Nel 1520 la pubblicazione dei testi più celebri di Lutero, La libertà del cristiano, La cattività babilonese della Chiesa e Alla nobiltà cristiana di nazione tedesca, ebbe come conseguenza la sua condanna con la bolla Exsurge Domine, che egli diede alle fiamme sulla piazza di Wittenberg insieme con il codice di diritto canonico. L’anno dopo, convocato alla dieta di Worms, si rifiutò di ritrattare le sue dottrine, pronunciando al cospetto di Carlo V imperatore le celebri parole: «Qui sto io. Non posso fare diversamente». Messo al bando e scomunicato, dovette sparire dalla circolazione, nascosto dall’elettore di Sassonia in un castello, dove avviò la sua traduzione della Bibbia. Sarebbe morto nel 1546, a sessantaquattro anni, dopo aver scritto centinaia di lettere, opuscoli, trattati per difendere la sua dottrina e costruire una nuova Chiesa, dandone il merito solo alla parola di Dio cui egli si era limitato a dare voce: «Dio ha fatto tutto questo, mentre io bevevo la birra a Wittenberg», affermerà poco prima di morire.

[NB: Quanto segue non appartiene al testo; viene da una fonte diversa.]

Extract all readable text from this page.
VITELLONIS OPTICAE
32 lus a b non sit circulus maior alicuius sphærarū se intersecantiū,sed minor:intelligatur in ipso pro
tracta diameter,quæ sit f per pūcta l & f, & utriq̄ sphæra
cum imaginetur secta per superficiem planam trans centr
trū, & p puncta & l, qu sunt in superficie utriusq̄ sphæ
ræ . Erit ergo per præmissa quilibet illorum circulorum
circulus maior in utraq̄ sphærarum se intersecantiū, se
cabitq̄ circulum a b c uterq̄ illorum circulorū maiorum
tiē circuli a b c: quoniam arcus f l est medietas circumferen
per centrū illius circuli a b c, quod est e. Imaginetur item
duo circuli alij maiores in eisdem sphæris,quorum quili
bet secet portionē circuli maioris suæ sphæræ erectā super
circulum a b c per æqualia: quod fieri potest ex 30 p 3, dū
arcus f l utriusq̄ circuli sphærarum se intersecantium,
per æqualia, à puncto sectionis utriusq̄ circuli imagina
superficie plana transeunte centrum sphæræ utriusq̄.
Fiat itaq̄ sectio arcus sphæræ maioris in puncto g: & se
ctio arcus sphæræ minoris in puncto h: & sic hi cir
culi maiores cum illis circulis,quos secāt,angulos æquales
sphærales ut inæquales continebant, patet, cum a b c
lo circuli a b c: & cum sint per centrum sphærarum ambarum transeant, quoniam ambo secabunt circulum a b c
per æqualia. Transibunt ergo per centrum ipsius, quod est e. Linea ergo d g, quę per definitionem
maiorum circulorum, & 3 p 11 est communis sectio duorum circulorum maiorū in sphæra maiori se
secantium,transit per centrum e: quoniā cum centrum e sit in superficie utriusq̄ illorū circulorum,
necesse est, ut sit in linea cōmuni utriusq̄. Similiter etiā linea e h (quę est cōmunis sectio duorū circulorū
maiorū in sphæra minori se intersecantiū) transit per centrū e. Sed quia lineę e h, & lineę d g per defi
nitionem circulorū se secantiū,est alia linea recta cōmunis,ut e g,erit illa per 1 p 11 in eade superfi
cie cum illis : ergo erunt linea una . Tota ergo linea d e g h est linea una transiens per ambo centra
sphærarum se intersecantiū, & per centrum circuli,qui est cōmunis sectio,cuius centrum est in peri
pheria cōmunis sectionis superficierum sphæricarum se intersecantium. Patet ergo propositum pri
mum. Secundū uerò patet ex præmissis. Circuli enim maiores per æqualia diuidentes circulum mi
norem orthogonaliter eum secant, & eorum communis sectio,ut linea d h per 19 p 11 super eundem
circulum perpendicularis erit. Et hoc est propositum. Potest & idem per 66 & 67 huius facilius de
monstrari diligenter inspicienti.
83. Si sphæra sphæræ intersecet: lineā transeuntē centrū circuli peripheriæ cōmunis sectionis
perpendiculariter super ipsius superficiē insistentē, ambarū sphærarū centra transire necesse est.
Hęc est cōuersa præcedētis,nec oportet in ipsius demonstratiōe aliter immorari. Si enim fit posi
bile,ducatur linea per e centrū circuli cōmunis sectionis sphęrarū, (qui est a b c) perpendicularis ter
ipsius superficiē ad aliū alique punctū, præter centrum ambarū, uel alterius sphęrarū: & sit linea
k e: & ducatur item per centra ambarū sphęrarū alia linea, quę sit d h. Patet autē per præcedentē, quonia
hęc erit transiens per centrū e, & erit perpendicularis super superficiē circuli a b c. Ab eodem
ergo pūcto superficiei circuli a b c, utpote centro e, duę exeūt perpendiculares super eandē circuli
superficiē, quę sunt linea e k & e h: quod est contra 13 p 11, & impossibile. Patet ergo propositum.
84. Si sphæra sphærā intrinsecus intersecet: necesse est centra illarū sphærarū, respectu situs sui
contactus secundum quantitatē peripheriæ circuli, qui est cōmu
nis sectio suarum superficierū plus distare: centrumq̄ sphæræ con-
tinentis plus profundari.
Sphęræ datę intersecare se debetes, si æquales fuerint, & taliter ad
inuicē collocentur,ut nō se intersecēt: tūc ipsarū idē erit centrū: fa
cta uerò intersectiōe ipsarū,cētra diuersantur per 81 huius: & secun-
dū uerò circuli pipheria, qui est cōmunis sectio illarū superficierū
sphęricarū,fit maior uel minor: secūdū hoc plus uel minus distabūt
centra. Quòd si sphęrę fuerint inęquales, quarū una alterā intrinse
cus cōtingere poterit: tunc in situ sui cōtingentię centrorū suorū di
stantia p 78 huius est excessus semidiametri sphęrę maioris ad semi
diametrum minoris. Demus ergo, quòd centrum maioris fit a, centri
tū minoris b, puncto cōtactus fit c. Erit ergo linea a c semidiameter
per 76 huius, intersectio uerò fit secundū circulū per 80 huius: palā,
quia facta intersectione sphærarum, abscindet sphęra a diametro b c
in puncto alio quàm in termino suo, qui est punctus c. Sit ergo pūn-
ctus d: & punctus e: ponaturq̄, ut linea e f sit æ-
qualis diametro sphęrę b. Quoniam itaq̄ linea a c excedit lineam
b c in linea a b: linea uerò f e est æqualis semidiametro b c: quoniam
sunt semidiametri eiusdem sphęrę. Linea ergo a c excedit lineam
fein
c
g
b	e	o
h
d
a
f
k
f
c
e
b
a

Insieme con lui e dopo di lui sarebbero venuti altri riformatori, Zwingli a Zurigo e Calvino a Ginevra, gli anabattisti, le sette radicali di vario orientamento, gli antitrinitari, i sociniani, i puritani, i quaccheri, i metodisti ecc. Lutero aveva pensato di annunciare la vera fede basata solo sull’autentica parola di Dio (sola Scriptura), ma il fronte protestante non tardò a dividersi e disgregarsi. Fu lui a rompere per primo la millenaria unità della christianitas medievale e a dar vita a un cristianesimo plurale. La stessa Chiesa romana, sia pure con grande ritardo, avrebbe tratto nuove energie proprio dalla reazione contro la Riforma. Ne sarebbe scaturito un «secolo di ferro» di dispute, di crudeli lotte intestine, di guerre sanguinose, di atroci persecuzioni, incapaci tuttavia di debellare quella pluralità di sette e confessioni. Sia pure molto faticosamente, la tolleranza avrebbe finito con l’imporsi, e ciò proprio grazie alla solitaria e coraggiosa protesta di Lutero che mai avrebbe voluto l’affermazione di quel cristianesimo plurale, diventato infine pluralista.
Ennesima conferma, se mai ce ne fosse bisogno, di quell’eterogenesi dei fini che sembra talora configurarsi come una legge inesorabile della storia.